La tribu fut rassemblée pour trouver une explication au problème. Les Anciens formèrent le Demi-Cercle, avec leur Grand Shaman au centre, face à eux. Ceux qui suivaient le Culte Rouge étaient à sa gauche, ceux du Culte Bleu à sa droite. Ils entamèrent les débats: tour à tour, le Grand Shaman pointait le Bâton de la Loi vers l’un d’eux pour l’inviter à parler. Comme à leur habitude, les Anciens du culte rouge jugeaient que leur divinité envieuse et colérique, Kollectif, leur adressait des signes d’impatience face à leur manque de piété et de générosité envers lui ; tandis que les Anciens du culte bleu, eux, estimaient qu’ils n’avaient pas assez respecté les coutumes et les lois de leur divinité hautaine et cruelle, Trhadission. Chaque camp avait son propre Shaman pour s’exprimer en son nom.

- Larue gronde après nous, qui n’avons pas été assez généreux avec Kollectif ! Il fait trembler la terre et fumer la montagne pour nous avertir que nous ne faisons pas assez attention à lui, que nous nous intéressons trop à nous-même !
- Ne l’écoutez pas, c’est parce que trop d’entre nous ont succombé aux pratiques impies des villages voisins, et parce qu’ils ont trop de contacts avec les étrangers, que le volcan renverse nos huttes et casse nos poteries ! Nous devons appliquer plus strictement les lois de Trhadission si nous voulons retrouver notre pureté et vivre en sécurité !

Les débats se poursuivirent jusqu’au soir. S’ils n’étaient ni d’accord sur la cause des manifestations du volcan, ni sur la volonté qu’exprimait vraiment Larue, ils s’étaient en revanche accordés sur une chose: les villageois devaient impérativement sacrifier plus aux deux cultes et à leurs Anciens s’ils voulaient apaiser les dieux, et cela impliquait avant tout d’arrêter de commercer et partager avec les villages alentour. Il y eut bien quelques voix pour dire que c’était le choix de vivre sur les flancs du volcan pour profiter de ses terres fertiles qu’il fallait remettre en cause, mais personne ne voulait les écouter, car ça aurait remis en question leur modèle de vie tout entier.

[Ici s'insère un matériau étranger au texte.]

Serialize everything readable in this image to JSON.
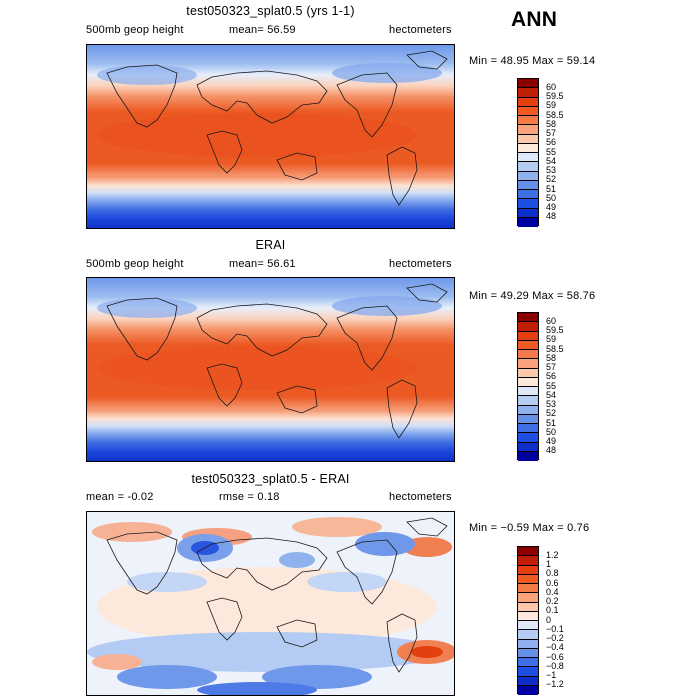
{
  "season": "ANN",
  "panels": [
    {
      "title": "test050323_splat0.5 (yrs 1-1)",
      "left_label": "500mb geop height",
      "mean_text": "mean=  56.59",
      "units": "hectometers",
      "minmax": "Min =  48.95 Max =  59.14",
      "colorbar_labels": [
        "60",
        "59.5",
        "59",
        "58.5",
        "58",
        "57",
        "56",
        "55",
        "54",
        "53",
        "52",
        "51",
        "50",
        "49",
        "48"
      ],
      "colorbar_colors": [
        "#8b0000",
        "#c01e05",
        "#e3400f",
        "#ef5b22",
        "#f47a47",
        "#f9a27c",
        "#fcc7ac",
        "#fde9dc",
        "#dde8f8",
        "#b6cdf3",
        "#8fb1ee",
        "#6591ea",
        "#3f6fe5",
        "#1f4fe0",
        "#0b2fc8",
        "#0000a0"
      ]
    },
    {
      "title": "ERAI",
      "left_label": "500mb geop height",
      "mean_text": "mean=  56.61",
      "units": "hectometers",
      "minmax": "Min =  49.29 Max =  58.76",
      "colorbar_labels": [
        "60",
        "59.5",
        "59",
        "58.5",
        "58",
        "57",
        "56",
        "55",
        "54",
        "53",
        "52",
        "51",
        "50",
        "49",
        "48"
      ],
      "colorbar_colors": [
        "#8b0000",
        "#c01e05",
        "#e3400f",
        "#ef5b22",
        "#f47a47",
        "#f9a27c",
        "#fcc7ac",
        "#fde9dc",
        "#dde8f8",
        "#b6cdf3",
        "#8fb1ee",
        "#6591ea",
        "#3f6fe5",
        "#1f4fe0",
        "#0b2fc8",
        "#0000a0"
      ]
    },
    {
      "title": "test050323_splat0.5 - ERAI",
      "left_label": "mean =   -0.02",
      "mean_text": "rmse =    0.18",
      "units": "hectometers",
      "minmax": "Min =  −0.59 Max =    0.76",
      "colorbar_labels": [
        "1.2",
        "1",
        "0.8",
        "0.6",
        "0.4",
        "0.2",
        "0.1",
        "0",
        "−0.1",
        "−0.2",
        "−0.4",
        "−0.6",
        "−0.8",
        "−1",
        "−1.2"
      ],
      "colorbar_colors": [
        "#8b0000",
        "#c01e05",
        "#e3400f",
        "#ef5b22",
        "#f47a47",
        "#f9a27c",
        "#fcc7ac",
        "#fde9dc",
        "#dde8f8",
        "#b6cdf3",
        "#8fb1ee",
        "#6591ea",
        "#3f6fe5",
        "#1f4fe0",
        "#0b2fc8",
        "#0000a0"
      ]
    }
  ]
}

Ainsi fut-il décidé que les villageois sacrifieraient leurs contacts avec l’extérieur du village au nom du dieu Thradission des bleus. Les jours suivants passèrent paisiblement quoique plus durement: sans le commerce avec les autres villages, de nombreux habitants avaient dû cesser de fabriquer les colifichets, poteries et outils habituels, pour à la place se consacrer à cultiver et produire directement les choses qu’ils avaient l’habitude d’obtenir en échange - une tâche à laquelle ils n’aspiraient que très peu, et pour laquelle ils étaient bien moins doués et donc en tiraient un résultat moindre. Mais au moins, Larue s’était apaisé.

Mais voici qu’un quart de lune plus tard, le volcan se remit à gronder et fumer plus encore que la première fois. Terrifiés, les villageois rassemblèrent le Conseil des Anciens une fois de plus.

- J’accuse des habitants fourbes d’avoir continué en secret leurs pratiques impies et d’avoir souillé et appauvri notre village par des contacts extérieurs ! C’est forcément la seule raison pour laquelle Trhadission a de nouveau agité Larue ! Il faut trouver ces traîtres et les punir !
- Ouvrez les yeux, ce sont l’orgueil et l’égoïsme des villageois qui se parent de bijoux, vivent dans de grandes huttes et portent des vêtements richement décorés sur leur ventre rebondi par l’aise qui insultent notre dieu Kollectif, il secoue la montagne pour nous avertir de sacrifier plus en son nom et vivre de manière plus respectueuse et plus proche de la nature !

Les Anciens rouges et bleus continuèrent de se chamailler toute la journée, jusqu’à finalement décider qu’il faudrait revenir à plus d’humilité et de pauvreté pour les villageois, comme le préconisaient les rouges depuis toujours, et les bleus soutinrent cette décision car elle allait manifestement de pair avec l’arrêt des échanges extérieurs de toute façon.

Ainsi fut-il fait: les riches étoffes furent brûlées au nom de la divinité Kollectif, les bijoux furent confisqués par le shaman rouge, et les réserves de nourriture furent partagées entre les Anciens rouges, qui en distribuèrent un peu moins du dixième aux villageois les moins nantis. Plusieurs habitants, en particulier le second fils du Grand Shaman, dont les jeunes filles du village appréciaient les chansons énergiques et le look sophistiqué, décidèrent alors de quitter le village pour protester contre ces mesures: ils prirent leurs affaires et suivirent le chemin de la rivière, qui descendait les pentes douces du volcan. Les Anciens des rouges les maudirent au passage pour leur vanité, assurant qu’ils ne trouveraient que des terres plus tremblantes et plus fumantes encore partout où ils iraient.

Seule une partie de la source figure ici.